In 2021, Thailand announced it would issue 10-year work permits to foreign nationals earning more than $80,000 a year. This year Indonesia’s tourism minister, Sandiaga Uno, unveiled similar plans for a five-year visa for Bali targeting the rise in remote workers.
Tales of scams are common among Bali’s crypto traders and are a fresh priority for regulators keen on restricting the influence of advertising and irresponsible social media influencers.
The Commodity Futures Trading Regulatory Agency, part of Indonesia’s trade ministry, assumed oversight of cryptocurrencies in 2018. It currently permits trading in 229 assets.
Cryptocurrency transaction volume in Indonesia grew from Rp 64.9 trillion in 2020 to Rp 859.4 trillion in 2021, the agency head said at a parliamentary hearing in March. By February this year, the number of participants transacting in cryptocurrencies in Indonesia had more than doubled, to 12.4 million, compared with just 10 months earlier.
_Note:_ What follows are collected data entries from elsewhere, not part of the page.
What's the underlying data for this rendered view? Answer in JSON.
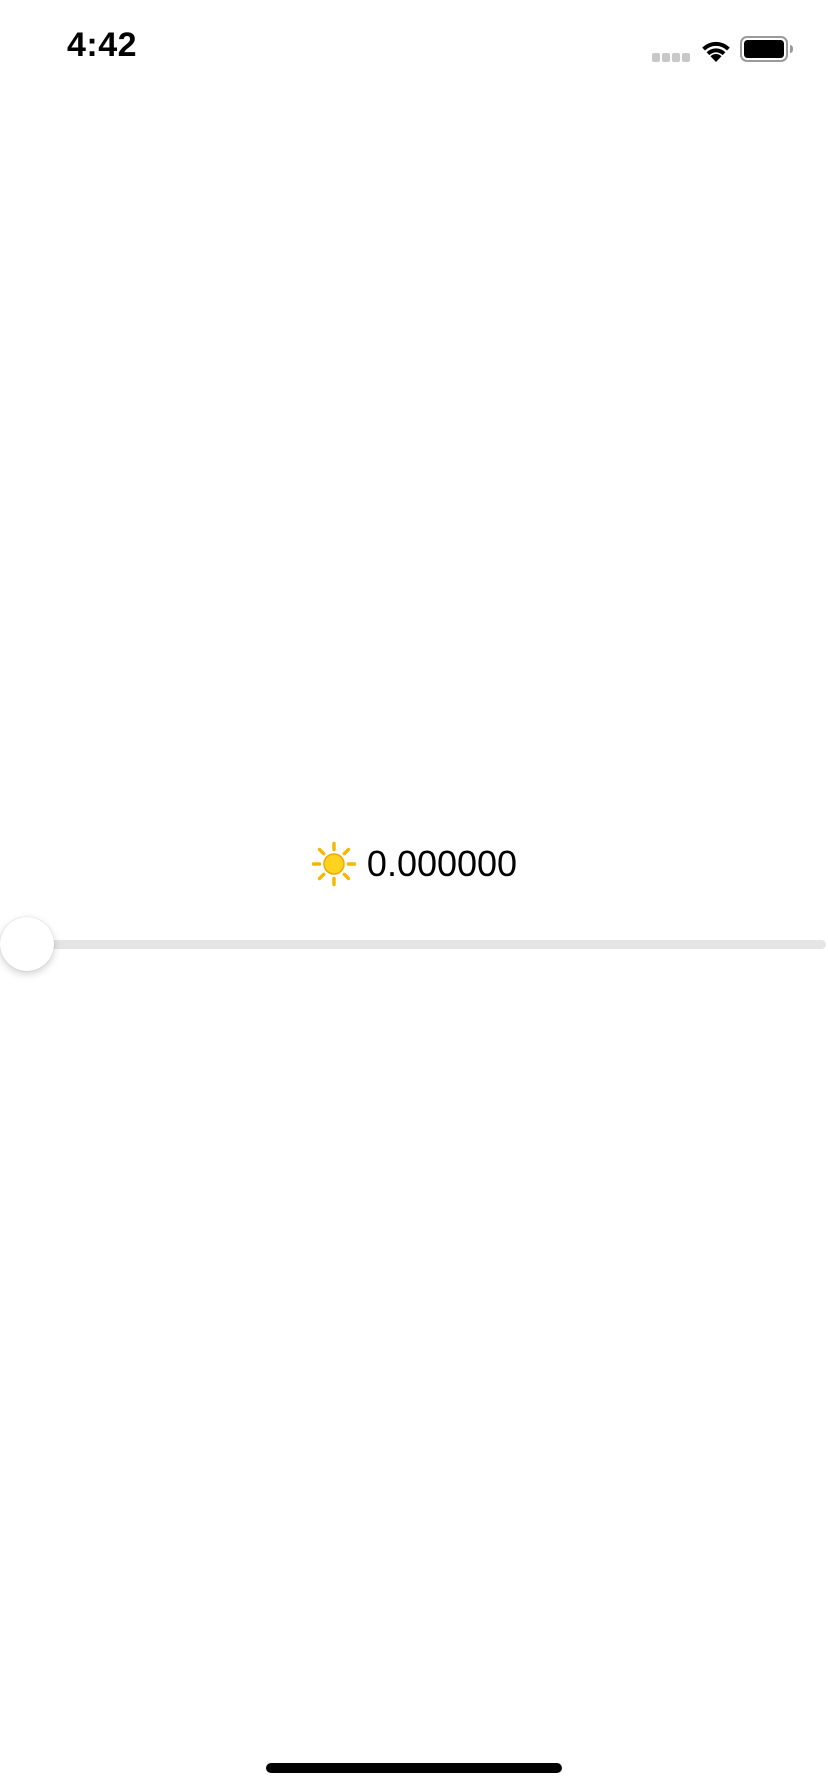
{
  "status_bar": {
    "time": "4:42",
    "signal_icon": "cellular-signal-icon",
    "wifi_icon": "wifi-icon",
    "battery_icon": "battery-icon"
  },
  "brightness": {
    "icon": "sun-icon",
    "value_label": "0.000000"
  },
  "slider": {
    "value": 0.0,
    "min": 0.0,
    "max": 1.0,
    "track_color": "#e5e5e5",
    "thumb_color": "#ffffff"
  },
  "colors": {
    "background": "#ffffff",
    "text": "#000000",
    "sun": "#f5b800"
  }
}
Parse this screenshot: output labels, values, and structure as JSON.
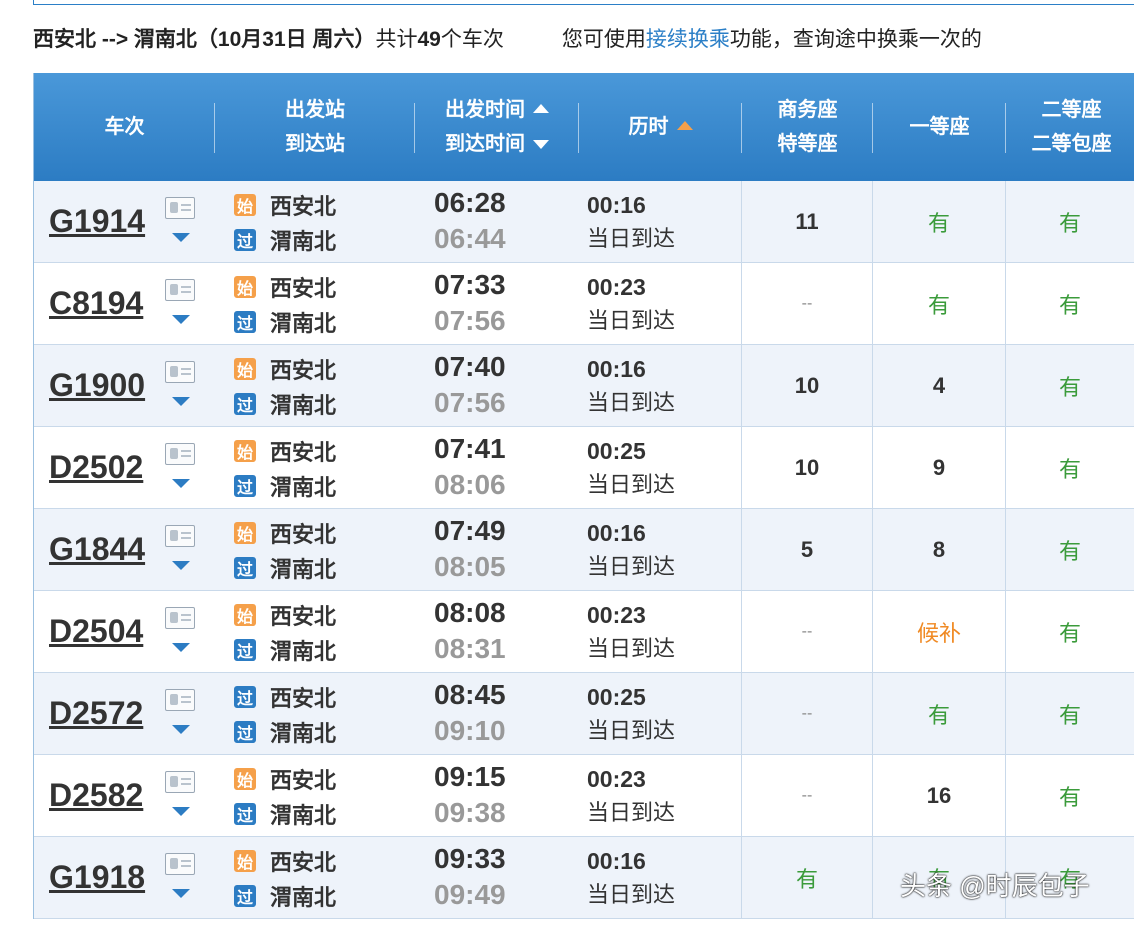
{
  "summary": {
    "route": "西安北 --> 渭南北",
    "date": "（10月31日  周六）",
    "total_prefix": "共计",
    "total_count": "49",
    "total_suffix": "个车次",
    "hint_prefix": "您可使用",
    "hint_link": "接续换乘",
    "hint_suffix": "功能，查询途中换乘一次的"
  },
  "headers": {
    "train": "车次",
    "stations_1": "出发站",
    "stations_2": "到达站",
    "time_1": "出发时间",
    "time_2": "到达时间",
    "duration": "历时",
    "business_1": "商务座",
    "business_2": "特等座",
    "first": "一等座",
    "second_1": "二等座",
    "second_2": "二等包座"
  },
  "icons": {
    "start": "始",
    "pass": "过"
  },
  "colors": {
    "header_blue": "#2c7cc3",
    "available_green": "#3b9b3b",
    "waitlist_orange": "#f08a24",
    "start_badge": "#f5a04a"
  },
  "rows": [
    {
      "train": "G1914",
      "from": "西安北",
      "from_type": "start",
      "to": "渭南北",
      "dep": "06:28",
      "arr": "06:44",
      "duration": "00:16",
      "arrival_day": "当日到达",
      "business": "11",
      "first": "有",
      "second": "有"
    },
    {
      "train": "C8194",
      "from": "西安北",
      "from_type": "start",
      "to": "渭南北",
      "dep": "07:33",
      "arr": "07:56",
      "duration": "00:23",
      "arrival_day": "当日到达",
      "business": "--",
      "first": "有",
      "second": "有"
    },
    {
      "train": "G1900",
      "from": "西安北",
      "from_type": "start",
      "to": "渭南北",
      "dep": "07:40",
      "arr": "07:56",
      "duration": "00:16",
      "arrival_day": "当日到达",
      "business": "10",
      "first": "4",
      "second": "有"
    },
    {
      "train": "D2502",
      "from": "西安北",
      "from_type": "start",
      "to": "渭南北",
      "dep": "07:41",
      "arr": "08:06",
      "duration": "00:25",
      "arrival_day": "当日到达",
      "business": "10",
      "first": "9",
      "second": "有"
    },
    {
      "train": "G1844",
      "from": "西安北",
      "from_type": "start",
      "to": "渭南北",
      "dep": "07:49",
      "arr": "08:05",
      "duration": "00:16",
      "arrival_day": "当日到达",
      "business": "5",
      "first": "8",
      "second": "有"
    },
    {
      "train": "D2504",
      "from": "西安北",
      "from_type": "start",
      "to": "渭南北",
      "dep": "08:08",
      "arr": "08:31",
      "duration": "00:23",
      "arrival_day": "当日到达",
      "business": "--",
      "first": "候补",
      "second": "有"
    },
    {
      "train": "D2572",
      "from": "西安北",
      "from_type": "pass",
      "to": "渭南北",
      "dep": "08:45",
      "arr": "09:10",
      "duration": "00:25",
      "arrival_day": "当日到达",
      "business": "--",
      "first": "有",
      "second": "有"
    },
    {
      "train": "D2582",
      "from": "西安北",
      "from_type": "start",
      "to": "渭南北",
      "dep": "09:15",
      "arr": "09:38",
      "duration": "00:23",
      "arrival_day": "当日到达",
      "business": "--",
      "first": "16",
      "second": "有"
    },
    {
      "train": "G1918",
      "from": "西安北",
      "from_type": "start",
      "to": "渭南北",
      "dep": "09:33",
      "arr": "09:49",
      "duration": "00:16",
      "arrival_day": "当日到达",
      "business": "有",
      "first": "有",
      "second": "有"
    }
  ],
  "watermark": "头条 @时辰包子"
}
Blockchain developer Paul guesses that most people in Bali’s cryptocurrency community are simply speculating on rising prices, with only a fraction working on technology that proponents hope will cut costs for everything from agriculture to migrant worker remittances.
“You can make a lot of money,” said Penalba during his presentation. “If you are lucky.”
HARRY JACQUES is a journalist based in Southeast Asia.
Opinions expressed in articles and other materials are those of the authors; they do not necessarily reflect IMF policy.